Alkoholismus ist nach wie vor ein Problem, das zahlreichen Gesellschaften stark zusetzt. Weltweit sterben jährlich bis zu drei Millionen an den Folgen des übermäßigen Alkoholkonsums. Nun identifizierten Forscher 19 weitere genetische Risiko-Faktoren. Diese betonen in der im „Nature Neuroscience“ veröffentlichten Studie, dass die Erkenntnisse dabei helfen könnten, neue Medikamente zu entwickeln.
Nach Einschätzung des kanadischen Drogenexperten Dr. Kevin Shield gibt es jährlich rund 3 Millionen alkoholbedingte Todesfälle. Zum Vergleich: Die Covid-19-Pandemie forderte nach Daten von „Worldometers“ bis dato 446.678 Menschenleben. Darüber hinaus sei es so, dass über 131 Millionen gesunde Lebensjahre durch Alkohol aufgrund von
Tod sowie Krankheiten wie Leberzirrhose verlorengehen. Insbesondere in Osteuropa sowie dem westlichen Subsahara-Afrika ist der Anteil an Alkoholtoten besonders hoch.
Gemäß der eingangs zitierten Studie spielt die genetische Veranlagung neben den persönlichen Umständen eine große Rolle bei der Entwicklung einer Alkoholabhängigkeit. Bisher ermittelten Wissenschaftler 10 genetische Risikofaktoren. Addiert man die Faktoren der Forschergruppe der Aarhus Universität, dann beläuft sich die Anzahl inzwischen auf 29.
Umfangreiche Erhebung
Bei der Suche nach weiteren Charakteristika, die Fragen rund um die Ausbildung eines kritischen Alkoholkonsums beantworten können, setzten die Forscher auf eine genomweite Assoziationsstudie. Ziel war es hierbei, bestimmte Genomformen zu identifizieren, welche mit dem Auftreten anderer bestimmter Merkmale einhergehen. Konkret sollte ermittelt werden, welche Genvarianten bei Menschen mit problematischem Alkoholkonsum häufiger auftreten. Hierfür griffen die Wissenschaftler auf Daten von insgesamt 435.000 Menschen zurück.
Bei der Studie trat zudem zutage, dass mit dem Vorhandensein der Risiko-Gene auch eine höhere Anfälligkeit für diverse neuropsychiatrische Merkmale einhergeht.

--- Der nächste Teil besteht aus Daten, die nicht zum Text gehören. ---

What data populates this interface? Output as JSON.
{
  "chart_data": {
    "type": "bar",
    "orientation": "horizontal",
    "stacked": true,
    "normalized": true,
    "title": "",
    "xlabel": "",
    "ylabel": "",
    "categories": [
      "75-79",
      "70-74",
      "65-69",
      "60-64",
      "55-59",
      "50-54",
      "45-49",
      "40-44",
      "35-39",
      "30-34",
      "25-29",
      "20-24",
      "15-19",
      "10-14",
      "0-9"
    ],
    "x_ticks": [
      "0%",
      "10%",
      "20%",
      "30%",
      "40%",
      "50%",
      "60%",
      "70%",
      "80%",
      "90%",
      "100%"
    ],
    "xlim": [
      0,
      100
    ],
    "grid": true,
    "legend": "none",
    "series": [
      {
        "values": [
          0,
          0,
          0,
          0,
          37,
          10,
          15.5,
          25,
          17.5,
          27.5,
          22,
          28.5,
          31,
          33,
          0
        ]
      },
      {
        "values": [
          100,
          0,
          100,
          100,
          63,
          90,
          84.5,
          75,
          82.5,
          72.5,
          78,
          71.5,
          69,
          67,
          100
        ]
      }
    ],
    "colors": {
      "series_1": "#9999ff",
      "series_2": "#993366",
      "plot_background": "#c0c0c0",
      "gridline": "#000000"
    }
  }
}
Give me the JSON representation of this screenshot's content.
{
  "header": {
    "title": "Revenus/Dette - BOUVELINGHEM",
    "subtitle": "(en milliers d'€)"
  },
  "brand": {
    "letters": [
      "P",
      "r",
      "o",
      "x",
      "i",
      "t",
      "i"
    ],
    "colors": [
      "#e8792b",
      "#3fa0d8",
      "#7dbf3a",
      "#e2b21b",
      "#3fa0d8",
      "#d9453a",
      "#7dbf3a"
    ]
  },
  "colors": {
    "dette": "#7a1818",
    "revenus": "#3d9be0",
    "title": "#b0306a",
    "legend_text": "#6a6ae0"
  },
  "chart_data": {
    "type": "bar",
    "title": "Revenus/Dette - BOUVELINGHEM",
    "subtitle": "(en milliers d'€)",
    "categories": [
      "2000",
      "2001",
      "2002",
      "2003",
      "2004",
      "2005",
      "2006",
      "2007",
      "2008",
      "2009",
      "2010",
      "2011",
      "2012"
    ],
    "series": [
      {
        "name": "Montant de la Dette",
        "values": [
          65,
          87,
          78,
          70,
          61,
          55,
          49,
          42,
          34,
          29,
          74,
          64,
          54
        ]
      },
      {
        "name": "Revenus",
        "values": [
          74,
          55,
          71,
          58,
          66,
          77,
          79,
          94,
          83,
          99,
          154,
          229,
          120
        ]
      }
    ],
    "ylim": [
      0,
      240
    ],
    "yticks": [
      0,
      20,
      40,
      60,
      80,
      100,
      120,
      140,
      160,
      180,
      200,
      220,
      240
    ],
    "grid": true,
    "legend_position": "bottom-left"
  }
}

Menschen mit problembehafteten Alkoholkonsum haben demnach im Durchschnitt eine höhere genetische Veranlagung für die Entwicklung von Depressionen, Angststörungen sowie ADHS. In der veröffentlichten Studie heißt es, dass immer mehr Licht ins Dunkel komme: „Wir beginnen jetzt, die Umrisse einer genetischen Architektur zu sehen […] hier ist wohl eine grundlegende genetische Komponente im Spiel“. Nichtsdestotrotz sei es falsch, lediglich nach erblichen Gründen für Alkoholismus zu suchen. Vielmehr gehe aus den Studienergebnissen hervor, dass das Umfeld eines Menschen ebenfalls von großer Bedeutung ist.
Ernstzunehmende Situation
Auch vergangene Erhebungen zeigten bereits auf, dass keinesfalls leichtfertig mit dem Thema Alkohol respektive dem Missbrauch der Substanz umgegangen werden sollte. So kamen Wissenschaftler im Jahr 2017 in der „Global Burden of Disease“-Studie zu dem Fazit, dass die alkoholbedingte Krankheitslast sogar noch größer sein könnte, als bisher angenommen worden war. Demnach sei Alkohol ein Hauptrisikofaktor für Infektionskrankheiten, nichtübertragbare Erkrankungen sowie Verletzungen.
Zahlreiche Bestrebungen, den Alkoholkonsum einzudämmen, scheinen bisher noch keine Früchte zu tragen. So habe der Konsum in den letzten 3 Jahrzehnten nicht abgenommen, im Gegenteil. Ferner konstatieren die Forscher, dass diesbezüglich auch keine Trendwende in Sicht sei – zumindest nicht in einem globalen Sinne. In Deutschland sinkt der Pro-Kopf-Verbrauch von reinem Alkohol bereits seit den 1980ern. Seither verringerte sich der Wert um rund 30,5 Prozent.